[Updated with AT&T "early upgrade" pricing.]
Steve Jobs announced the new iPhone 4 on stage at Moscone Center today, and while there were few surprises after months of speculation, leaks, possible thefts and teardowns, there were a number of interesting details revealed at the WWDC 10 keynote speech. The phone will be available on June 24 in five countries: the US, France, Germany, the UK and Japan. Pre-orders start on Tuesday, June 15, with the 16GB iPhone going for $199 US and the 32GB for $299. Update: if you're an AT&T customer in the middle of your contract, you can get an iPhone 4 at "early upgrade" prices of $399 for the 16GB model and $499 for the 32GB.
The iPhone 4 is 24% thinner than the iPhone 3GS: at a mere 9.3 mm thick, it is the "thinnest smartphone ever" as Jobs bragged. The front and back of the case are made of glass: a surface engineered to be "30 times harder than plastic" according to a video shown at the end of the keynote. As expected, the new iPhone is based on the A4 processor running at 1GHz. Though Jobs didn't announce details, teardowns showed that the phone has 256MB of RAM built into the system-on-a-chip. The new model - which many thought would be called the "iPhone HD" - has a sharp new 960x640 IPS LCD touchscreen - called the "Retina Display" - that delivers an industry-leading 326 pixels per inch, four times the pixel density of the 3GS. Steve Jobs claimed that the limit that the human retina can perceive is 300 pixels per inch, making the iPhone 4's display "like text in a fine printed book." With a 3.5 inch display that has 78% the number of pixels on the iPad's 9.7 inch screen, Jobs had some reason to crow that "once you use a Retina Display, you can't go back."
The phone has a 5-megapixel camera on the glass rear case with a backside illuminated sensor and an LED flash for low-light photography. The imaging hardware uses 1.75-µm pixel size and 5x digital zoom with tap-to-focus controls for video and still pictures. The iPhone 4 is capable of recording 720p HD video at 30 frames per second and will allow built-in video editing with iMovie for iPhone available for $4.99. And as demoed in the "one more thing" segment at the end of the keynote, FaceTime video conferencing, from iPhone 4 to iPhone 4, will be supported, using either the 2 megapixel front-facing camera or the rear camera … but using WiFi only.
The iPhone 4 has an improved battery that Jobs says will allow "7 hours of 3G talk, 6 hours of 3G browsing, 10 hours of WiFi browsing, 10 hours of video, and 40 hours of music." With a noise-cancellation microphone at the top, the iPhone 4 has noise suppression for improved call quality. It uses the stainless-steel band around the edge as an integrated antenna and has quad-band HSDPA for 7.2Mbps downloads and HSDPA for 5.8 Mbps uploads (where HSPA is supported). The new phone uses a micro-SIM card - just like the iPad - which is inserted through a slot on the side.

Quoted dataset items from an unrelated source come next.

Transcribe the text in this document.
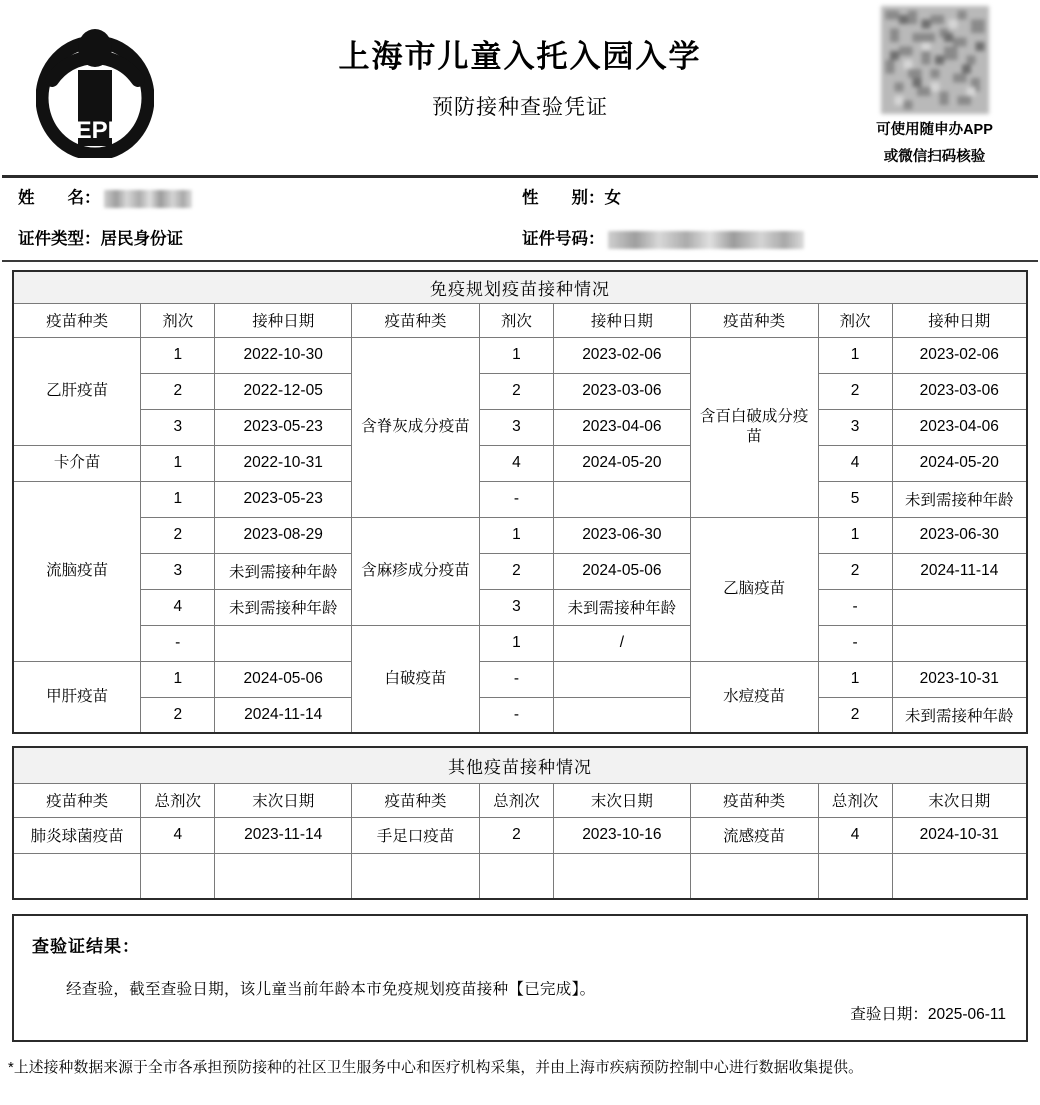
EPI
上海市儿童入托入园入学
预防接种查验凭证
可使用随申办APP
或微信扫码核验
姓　　名：	性　　别： 女
证件类型： 居民身份证	证件号码：
免疫规划疫苗接种情况								
疫苗种类	剂次	接种日期	疫苗种类	剂次	接种日期	疫苗种类	剂次	接种日期
乙肝疫苗	1	2022-10-30	含脊灰成分疫苗	1	2023-02-06	含百白破成分疫苗	1	2023-02-06
	2	2022-12-05		2	2023-03-06		2	2023-03-06
	3	2023-05-23		3	2023-04-06		3	2023-04-06
卡介苗	1	2022-10-31		4	2024-05-20		4	2024-05-20
流脑疫苗	1	2023-05-23		-			5	未到需接种年龄
	2	2023-08-29	含麻疹成分疫苗	1	2023-06-30	乙脑疫苗	1	2023-06-30
	3	未到需接种年龄		2	2024-05-06		2	2024-11-14
	4	未到需接种年龄		3	未到需接种年龄		-	
	-		白破疫苗	1	/		-	
甲肝疫苗	1	2024-05-06		-		水痘疫苗	1	2023-10-31
	2	2024-11-14		-			2	未到需接种年龄
其他疫苗接种情况								
疫苗种类	总剂次	末次日期	疫苗种类	总剂次	末次日期	疫苗种类	总剂次	末次日期
肺炎球菌疫苗	4	2023-11-14	手足口疫苗	2	2023-10-16	流感疫苗	4	2024-10-31

查验证结果：
经查验，截至查验日期，该儿童当前年龄本市免疫规划疫苗接种【已完成】。
查验日期：2025-06-11
*上述接种数据来源于全市各承担预防接种的社区卫生服务中心和医疗机构采集，并由上海市疾病预防控制中心进行数据收集提供。
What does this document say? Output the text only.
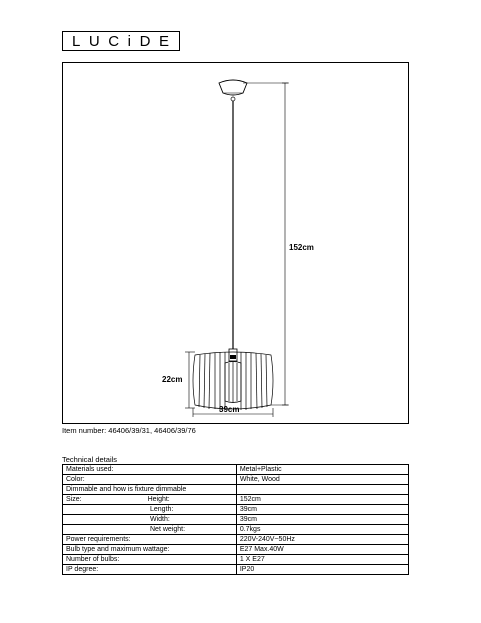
L U C i D E
152cm
22cm
39cm
Item number: 46406/39/31, 46406/39/76
Technical details
Materials used:	Metal+Plastic
Color:	White, Wood
Dimmable and how is fixture dimmable	
Size: Height:	152cm
Length:	39cm
Width:	39cm
Net weight:	0.7kgs
Power requirements:	220V-240V~50Hz
Bulb type and maximum wattage:	E27 Max.40W
Number of bulbs:	1 X E27
IP degree:	IP20
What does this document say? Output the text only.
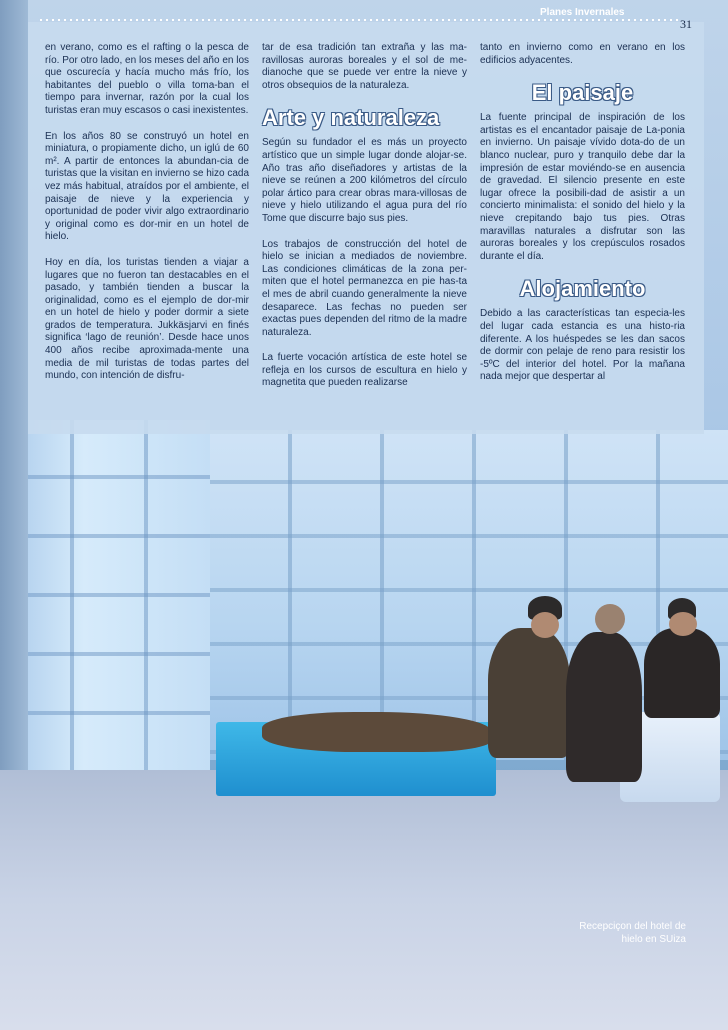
Planes Invernales
31

en verano, como es el rafting o la pesca de río. Por otro lado, en los meses del año en los que oscurecía y hacía mucho más frío, los habitantes del pueblo o villa toma-ban el tiempo para invernar, razón por la cual los turistas eran muy escasos o casi inexistentes.

En los años 80 se construyó un hotel en miniatura, o propiamente dicho, un iglú de 60 m². A partir de entonces la abundan-cia de turistas que la visitan en invierno se hizo cada vez más habitual, atraídos por el ambiente, el paisaje de nieve y la experiencia y oportunidad de poder vivir algo extraordinario y original como es dor-mir en un hotel de hielo.

Hoy en día, los turistas tienden a viajar a lugares que no fueron tan destacables en el pasado, y también tienden a buscar la originalidad, como es el ejemplo de dor-mir en un hotel de hielo y poder dormir a siete grados de temperatura. Jukkäsjarvi en finés significa ‘lago de reunión’. Desde hace unos 400 años recibe aproximada-mente una media de mil turistas de todas partes del mundo, con intención de disfru-

tar de esa tradición tan extraña y las ma-ravillosas auroras boreales y el sol de me-dianoche que se puede ver entre la nieve y otros obsequios de la naturaleza.

Arte y naturaleza

Según su fundador el es más un proyecto artístico que un simple lugar donde alojar-se. Año tras año diseñadores y artistas de la nieve se reúnen a 200 kilómetros del círculo polar ártico para crear obras mara-villosas de nieve y hielo utilizando el agua pura del río Tome que discurre bajo sus pies.

Los trabajos de construcción del hotel de hielo se inician a mediados de noviembre. Las condiciones climáticas de la zona per-miten que el hotel permanezca en pie has-ta el mes de abril cuando generalmente la nieve desaparece. Las fechas no pueden ser exactas pues dependen del ritmo de la madre naturaleza.

La fuerte vocación artística de este hotel se refleja en los cursos de escultura en hielo y magnetita que pueden realizarse

tanto en invierno como en verano en los edificios adyacentes.

El paisaje

La fuente principal de inspiración de los artistas es el encantador paisaje de La-ponia en invierno. Un paisaje vívido dota-do de un blanco nuclear, puro y tranquilo debe dar la impresión de estar moviéndo-se en ausencia de gravedad. El silencio presente en este lugar ofrece la posibili-dad de asistir a un concierto minimalista: el sonido del hielo y la nieve crepitando bajo tus pies. Otras maravillas naturales a disfrutar son las auroras boreales y los crepúsculos rosados durante el día.

Alojamiento

Debido a las características tan especia-les del lugar cada estancia es una histo-ria diferente. A los huéspedes se les dan sacos de dormir con pelaje de reno para resistir los -5ºC del interior del hotel. Por la mañana nada mejor que despertar al

Recepciçon del hotel de hielo en SUiza
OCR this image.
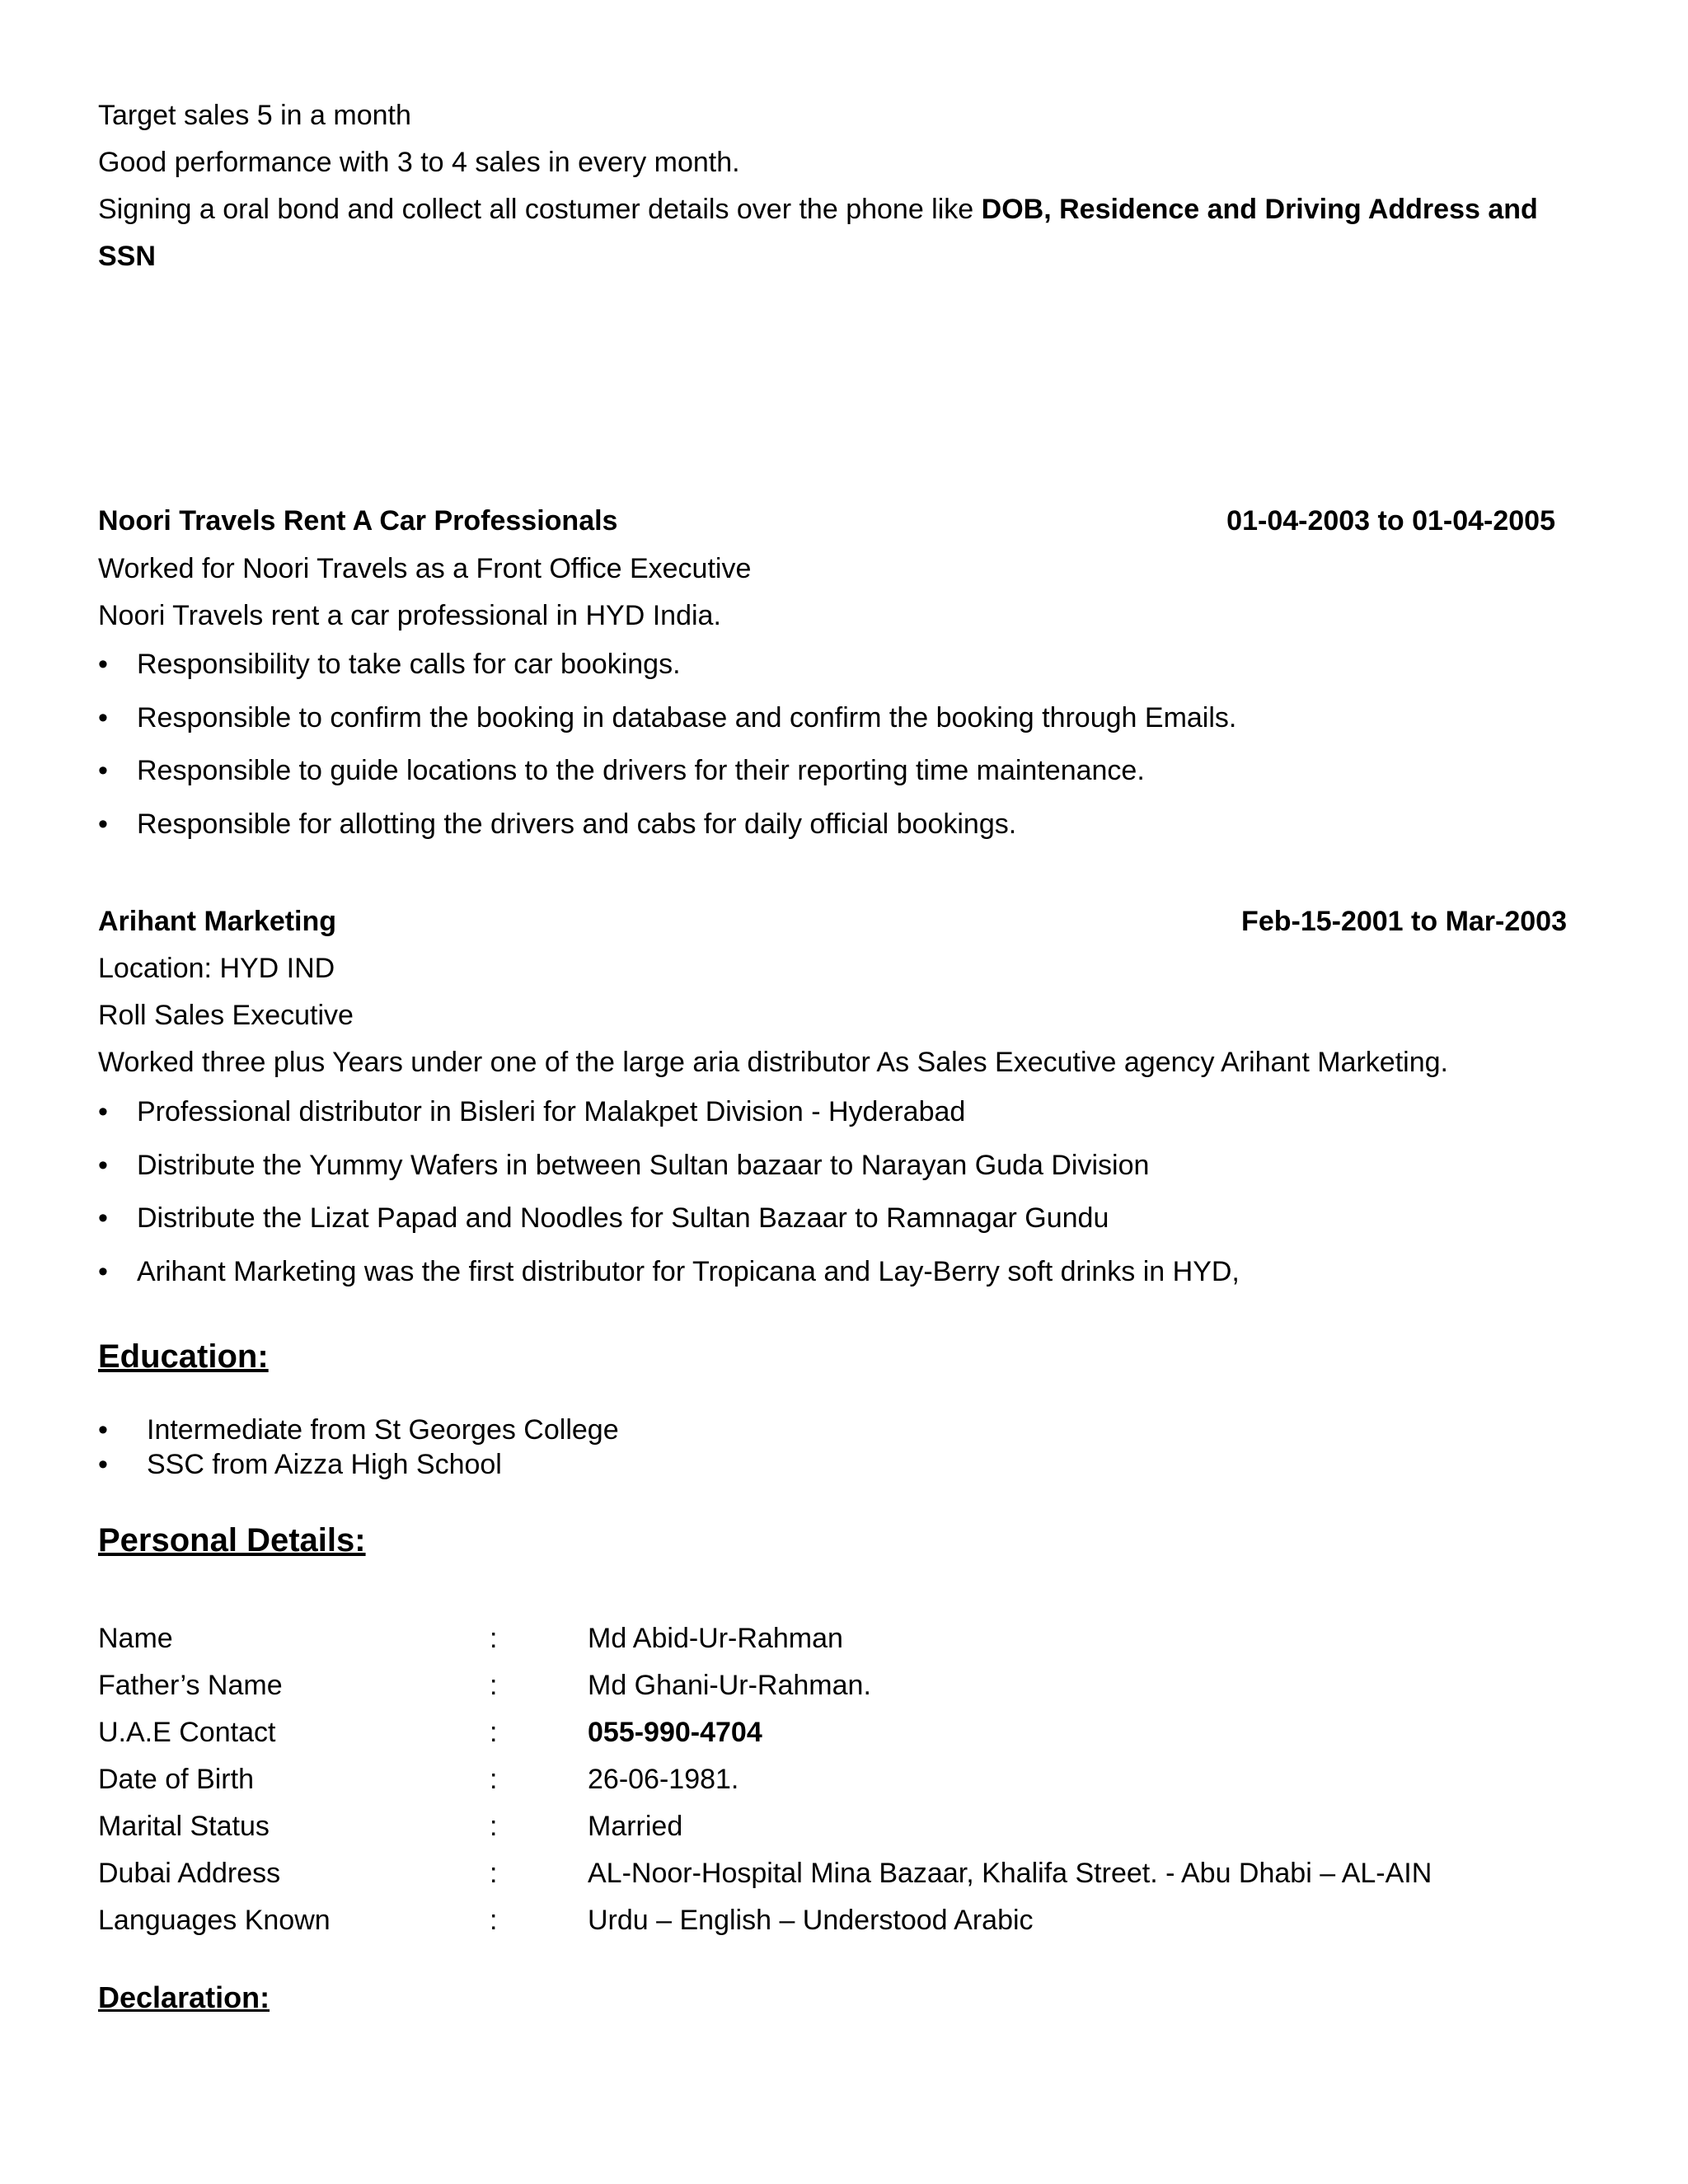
Target sales 5 in a month
Good performance with 3 to 4 sales in every month.
Signing a oral bond and collect all costumer details over the phone like DOB, Residence and Driving Address and
SSN
Noori Travels Rent A Car Professionals	01-04-2003 to 01-04-2005
Worked for Noori Travels as a Front Office Executive
Noori Travels rent a car professional in HYD India.
• Responsibility to take calls for car bookings.
• Responsible to confirm the booking in database and confirm the booking through Emails.
• Responsible to guide locations to the drivers for their reporting time maintenance.
• Responsible for allotting the drivers and cabs for daily official bookings.
Arihant Marketing	Feb-15-2001 to Mar-2003
Location: HYD IND
Roll Sales Executive
Worked three plus Years under one of the large aria distributor As Sales Executive agency Arihant Marketing.
• Professional distributor in Bisleri for Malakpet Division - Hyderabad
• Distribute the Yummy Wafers in between Sultan bazaar to Narayan Guda Division
• Distribute the Lizat Papad and Noodles for Sultan Bazaar to Ramnagar Gundu
• Arihant Marketing was the first distributor for Tropicana and Lay-Berry soft drinks in HYD,
Education:
• Intermediate from St Georges College
• SSC from Aizza High School
Personal Details:
Name	:	Md Abid-Ur-Rahman
Father’s Name	:	Md Ghani-Ur-Rahman.
U.A.E Contact	:	055-990-4704
Date of Birth	:	26-06-1981.
Marital Status	:	Married
Dubai Address	:	AL-Noor-Hospital Mina Bazaar, Khalifa Street. - Abu Dhabi – AL-AIN
Languages Known	:	Urdu – English – Understood Arabic
Declaration:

One cool, and pretty much unexpected, addition is that the phone now has a true gyroscope for pitch, yaw and roll, which is tied into the accelerometer for gravity sensing (which way is up) and the GPS chip for location. Jobs demoed a 3D Jenga-like game, which moved as the phone moved. The possibilities for app development are really huge here, especially - but not only - in gaming.
Check your upgrade credit if you're an AT&T customer… as Jobs announced from the stage, AT&T will give credit to anyone whose contract will come up any time in 2010.